Genesis of interictal spikes in the CA1: a computational investigation

• Published in: Frontiers in neural circuits Vol. 8; p. 2
• Main Authors: Ratnadurai-Giridharan, Shivakeshavan, Stefanescu, Roxana A, Khargonekar, Pramod P, Carney, Paul R, Talathi, Sachin S
• Format: Journal Article
• Language: English
• Published: Switzerland Frontiers Research Foundation 27.01.2014; Frontiers Media S.A
• Subjects: Action Potentials - physiology; Animals; Bicuculline; CA1 Region, Hippocampal; CA1 Region, Hippocampal - physiopathology; computational modeling; Computer applications; Computer Simulation; Convulsions & seizures; Epilepsy; Epilepsy, Temporal Lobe; Excitability; interictal spikes; Investigations; Male; Mimicry; Models, Neurological; Morphology; Neural networks; Neurons - physiology; Neuroscience; paroxysmal depolarization shift; Rats; Rats, Sprague-Dawley; Seizures - chemically induced; Seizures - physiopathology; Sensory neurons; United States > US; computational models; temporal lobe epilepsy; paroxysmal depolarization shift; hippocampal CA1 region; interictal spikes
• ISSN: 1662-5110; 1662-5110
• DOI: 10.3389/fncir.2014.00002

Interictal spikes (IISs) are spontaneous high amplitude, short time duration <400 ms events often observed in electroencephalographs (EEG) of epileptic patients. In vitro analysis of resected mesial temporal lobe tissue from patients with refractory temporal lobe epilepsy has revealed the presence of IIS in the CA1 subfield.

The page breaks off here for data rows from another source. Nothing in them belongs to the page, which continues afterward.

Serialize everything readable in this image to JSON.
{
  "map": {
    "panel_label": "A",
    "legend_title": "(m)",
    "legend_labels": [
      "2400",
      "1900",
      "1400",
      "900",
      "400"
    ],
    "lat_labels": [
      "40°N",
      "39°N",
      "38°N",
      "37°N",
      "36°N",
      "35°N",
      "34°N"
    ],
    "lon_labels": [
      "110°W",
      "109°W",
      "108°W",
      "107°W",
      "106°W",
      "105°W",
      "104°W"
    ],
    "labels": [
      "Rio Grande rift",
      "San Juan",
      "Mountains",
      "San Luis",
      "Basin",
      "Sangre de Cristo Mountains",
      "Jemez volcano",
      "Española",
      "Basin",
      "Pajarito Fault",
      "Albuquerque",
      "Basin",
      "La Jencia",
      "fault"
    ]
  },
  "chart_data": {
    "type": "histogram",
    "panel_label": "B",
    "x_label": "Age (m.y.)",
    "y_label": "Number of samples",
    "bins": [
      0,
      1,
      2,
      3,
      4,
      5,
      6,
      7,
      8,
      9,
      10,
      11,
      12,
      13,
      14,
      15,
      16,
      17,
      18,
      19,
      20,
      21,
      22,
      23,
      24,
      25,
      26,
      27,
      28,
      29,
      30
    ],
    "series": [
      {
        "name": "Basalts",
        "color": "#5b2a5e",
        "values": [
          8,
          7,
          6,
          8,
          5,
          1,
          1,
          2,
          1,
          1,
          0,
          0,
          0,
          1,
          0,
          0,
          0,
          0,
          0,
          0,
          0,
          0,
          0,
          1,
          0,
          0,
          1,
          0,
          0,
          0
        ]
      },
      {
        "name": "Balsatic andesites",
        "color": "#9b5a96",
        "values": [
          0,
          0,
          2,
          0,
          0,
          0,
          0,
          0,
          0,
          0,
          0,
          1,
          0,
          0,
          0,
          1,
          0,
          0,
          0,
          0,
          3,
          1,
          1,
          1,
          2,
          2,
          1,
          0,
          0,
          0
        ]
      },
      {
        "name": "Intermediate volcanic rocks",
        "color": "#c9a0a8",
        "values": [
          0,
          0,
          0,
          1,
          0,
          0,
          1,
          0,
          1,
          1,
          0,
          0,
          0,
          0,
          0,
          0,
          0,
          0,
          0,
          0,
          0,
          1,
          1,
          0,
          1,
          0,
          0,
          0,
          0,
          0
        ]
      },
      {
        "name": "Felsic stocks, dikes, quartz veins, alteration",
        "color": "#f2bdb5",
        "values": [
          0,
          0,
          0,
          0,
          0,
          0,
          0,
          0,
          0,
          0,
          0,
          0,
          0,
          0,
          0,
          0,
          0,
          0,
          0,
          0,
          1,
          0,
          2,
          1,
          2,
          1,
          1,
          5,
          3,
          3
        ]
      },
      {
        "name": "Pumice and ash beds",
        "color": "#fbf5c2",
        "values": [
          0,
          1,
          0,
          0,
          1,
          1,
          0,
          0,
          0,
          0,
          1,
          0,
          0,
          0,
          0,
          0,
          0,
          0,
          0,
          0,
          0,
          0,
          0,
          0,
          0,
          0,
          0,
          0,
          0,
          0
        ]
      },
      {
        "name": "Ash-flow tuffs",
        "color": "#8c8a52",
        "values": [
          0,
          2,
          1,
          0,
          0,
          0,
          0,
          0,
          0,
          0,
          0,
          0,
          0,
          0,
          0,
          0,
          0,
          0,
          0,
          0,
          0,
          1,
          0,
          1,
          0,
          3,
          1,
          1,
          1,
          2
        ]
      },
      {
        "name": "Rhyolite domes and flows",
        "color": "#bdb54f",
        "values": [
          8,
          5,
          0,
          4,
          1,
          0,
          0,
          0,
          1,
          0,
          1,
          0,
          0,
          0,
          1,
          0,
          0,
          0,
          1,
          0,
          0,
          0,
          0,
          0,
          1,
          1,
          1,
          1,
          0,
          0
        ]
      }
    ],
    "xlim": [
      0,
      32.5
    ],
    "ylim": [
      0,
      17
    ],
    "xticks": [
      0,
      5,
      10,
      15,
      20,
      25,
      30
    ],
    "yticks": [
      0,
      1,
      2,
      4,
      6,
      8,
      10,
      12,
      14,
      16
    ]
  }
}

In this paper, we develop a biophysically relevant network model of the CA1 subfield and investigate how changes in the network properties influence the susceptibility of CA1 to exhibit an IIS. We present a novel template based approach to identify conditions under which synchronization of paroxysmal depolarization shift (PDS) events evoked in CA1 pyramidal (Py) cells can trigger an IIS. The results from this analysis are used to identify the synaptic parameters of a minimal network model that is capable of generating PDS in response to afferent synaptic input. The minimal network model parameters are then incorporated into a detailed network model of the CA1 subfield in order to address the following questions: (1) How does the formation of an IIS in the CA1 depend on the degree of sprouting (recurrent connections) between the CA1 Py cells and the fraction of CA3 Shaffer collateral (SC) connections onto the CA1 Py cells? and (2) Is synchronous afferent input from the SC essential for the CA1 to exhibit IIS? Our results suggest that the CA1 subfield with low recurrent connectivity (absence of sprouting), mimicking the topology of a normal brain, has a very low probability of producing an IIS except when a large fraction of CA1 neurons (>80%) receives a barrage of quasi-synchronous afferent input (input occurring within a temporal window of ≤24 ms) via the SC. However, as we increase the recurrent connectivity of the CA1 (P sprout > 40); mimicking sprouting in a pathological CA1 network, the CA1 can exhibit IIS even in the absence of a barrage of quasi-synchronous afferents from the SC (input occurring within temporal window >80 ms) and a low fraction of CA1 Py cells (≈30%) receiving SC input. Furthermore, we find that in the presence of Poisson distributed random input via SC, the CA1 network is able to generate spontaneous periodic IISs (≈3 Hz) for high degrees of recurrent Py connectivity (P sprout > 70). We investigate the conditions necessary for this phenomenon and find that spontaneous IISs closely depend on the degree of the network's intrinsic excitability.